Dati pubblicati dal Lancet nel 2010 e riferiti al periodo 1980-2008 indicavano con chiarezza che il trend mondiale andava in direzione di una diminuzione delle morti per parto in tutto il mondo e portavano l’Italia in vetta alla classifica del «benessere da parto» con risultati eccellenti: per fare solo qualche esempio, il numero di morti per parto era, ogni 100mila nati vivi nel 1980, di 19 per la Francia, 20 per la Germania, 12 per gli Usa, 6 per la Svezia, 149 per il Brasile, 251 per la Turchia, 20 per il Giappone, 1061 per l’Etiopia e 14 per l’Italia. Tali condizioni mostravano un ulteriore grado di miglioramento per il nostro Paese relativamente al 2008 in cui si aveva, sempre ogni 100mila nati vivi, un numero di decessi delle partorienti pari a 10 per la Francia, 7 per la Germania, 17 per gli USA, 5 per la Svezia, 55 per il Brasile, 58 per la Turchia, 7 per il Giappone, 590 per l’Etiopia e 4 per l’Italia. Un buon successo, quindi, un trend incoraggiante e confortante.
Alcuni affermano che questi dati sono probabilmente non completamente esatti, con una sottostima delle morti da parto legata ad una serie di fattori anche burocratici: revisioni più recenti ipotizzano il dato reale italiano più a cavallo di una decina di unità per anno (e per 100mila nati vivi) che non a meno della metà, come i dati del Lancet illustravano. Fatto sta che l’immagine complessiva dell’Italia e della sua sanità che emerge da questi dati è quella di un Paese che gestisce in modo sufficientemente attento il momento del parto e delle sue possibili complicazioni.
Ma perché si muore di parto? Quali sono gli elementi critici del termine gravidanza? Cosa si può fare per evitare questi decessi?

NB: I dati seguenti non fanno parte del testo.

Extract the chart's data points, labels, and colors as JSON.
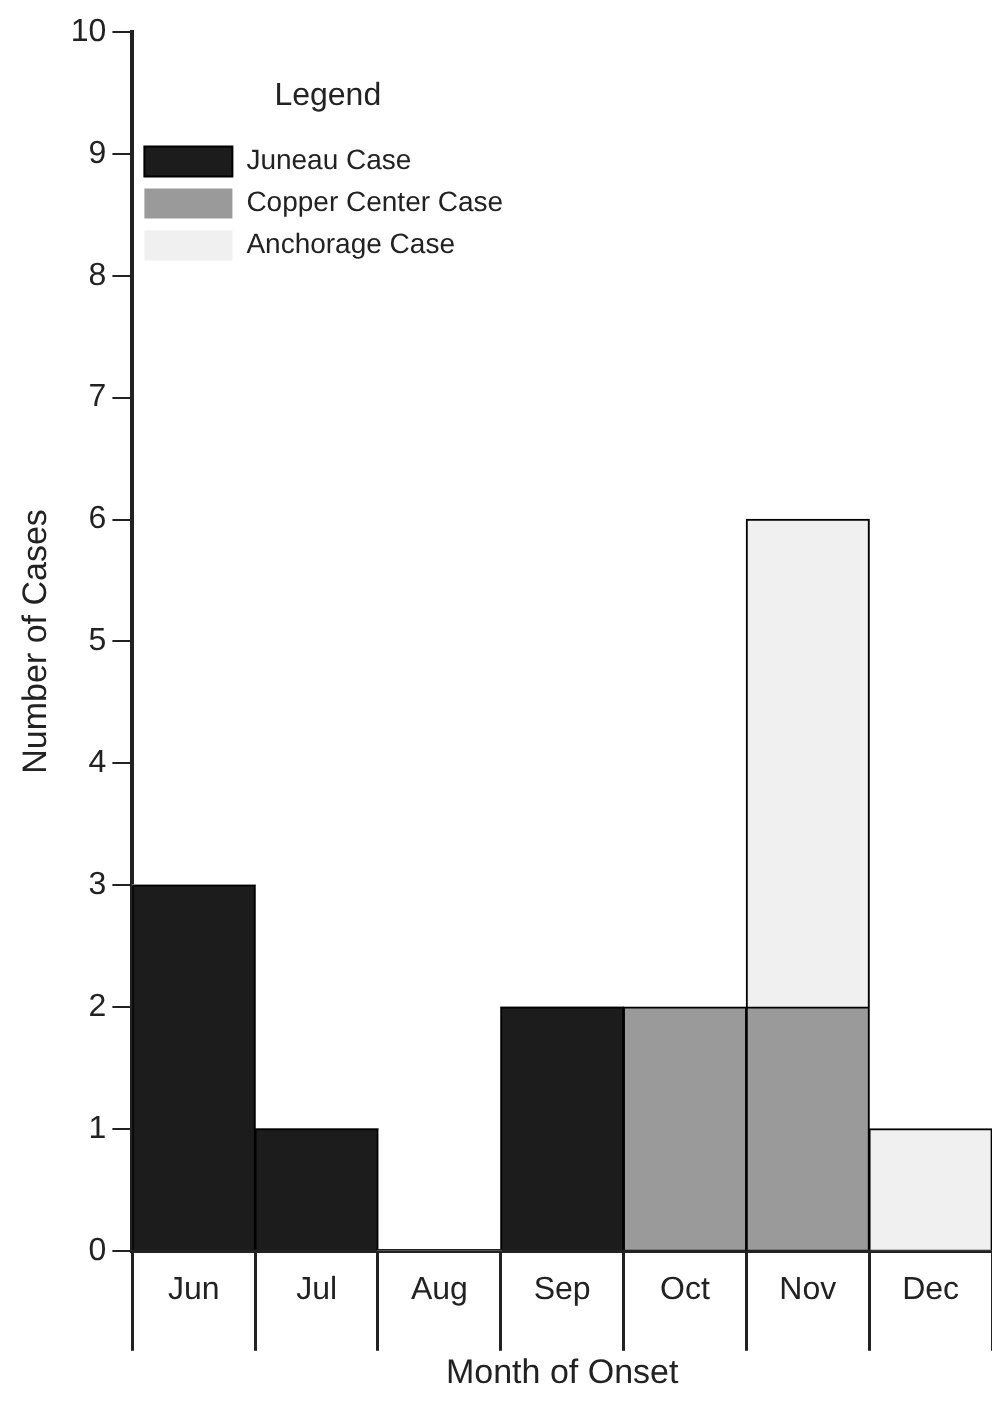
{
  "chart_data": {
    "type": "bar",
    "stacked": true,
    "xlabel": "Month of Onset",
    "ylabel": "Number of Cases",
    "legend_title": "Legend",
    "legend": "top left",
    "grid": false,
    "categories": [
      "Jun",
      "Jul",
      "Aug",
      "Sep",
      "Oct",
      "Nov",
      "Dec"
    ],
    "series": [
      {
        "name": "Juneau Case",
        "color": "#1c1c1c",
        "values": [
          3,
          1,
          0,
          2,
          0,
          0,
          0
        ]
      },
      {
        "name": "Copper Center Case",
        "color": "#9a9a9a",
        "values": [
          0,
          0,
          0,
          0,
          2,
          2,
          0
        ]
      },
      {
        "name": "Anchorage Case",
        "color": "#f0f0f0",
        "values": [
          0,
          0,
          0,
          0,
          0,
          4,
          1
        ]
      }
    ],
    "ylim": [
      0,
      10
    ],
    "yticks": [
      0,
      1,
      2,
      3,
      4,
      5,
      6,
      7,
      8,
      9,
      10
    ]
  }
}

Domande complesse ed irte di articolazioni. Alcuni dati sono però sicuri: si muore per parto più al Sud che al Nord (tre volte più in Sicilia che in Toscana ed in Emilia Romagna), hanno più rischio di morte le ultratrentacinquenni rispetto alle più giovani (rischio raddoppiato per chi ha più di 35), ci sono più decessi fra coloro che si sottopongono a parto cesareo (tre volte di più rispetto alle altre) anche se si comprende bene il fatto che in molti casi il cesareo più che la causa del problema è il tentativo di risolverlo.
Altri elementi critici sono dati dalla condizione sociale e dal grado di istruzione, insieme alla cittadinanza straniera che non di rado si accompagna a queste condizioni. Si muore per emorragie ostetriche e per disordini ipertensivi in gravidanza, oltre che per tromboembolie: tutte condizioni che potrebbero essere meglio affrontate e combattute durante la gravidanza ed al momento del parto. L’età avanzata delle partorienti sta diventando un serio problema e le predispone a complicazioni più frequenti che nell’età giovanile.
Non siamo il Paese migliore del mondo in termini di gestione del parto ma non scontiamo una sanità da ultimi della Terra: questa una prima sommaria conclusione. Insieme ad altre: si muore di più quando si affronta una gravidanza in età avanzata, quando si vive in ristrettezze economiche e sociali, quando si ricorre (o si è costretti a ricorrere) al cesareo. Oppure quando si partorisce al Sud invece che al Nord Italia.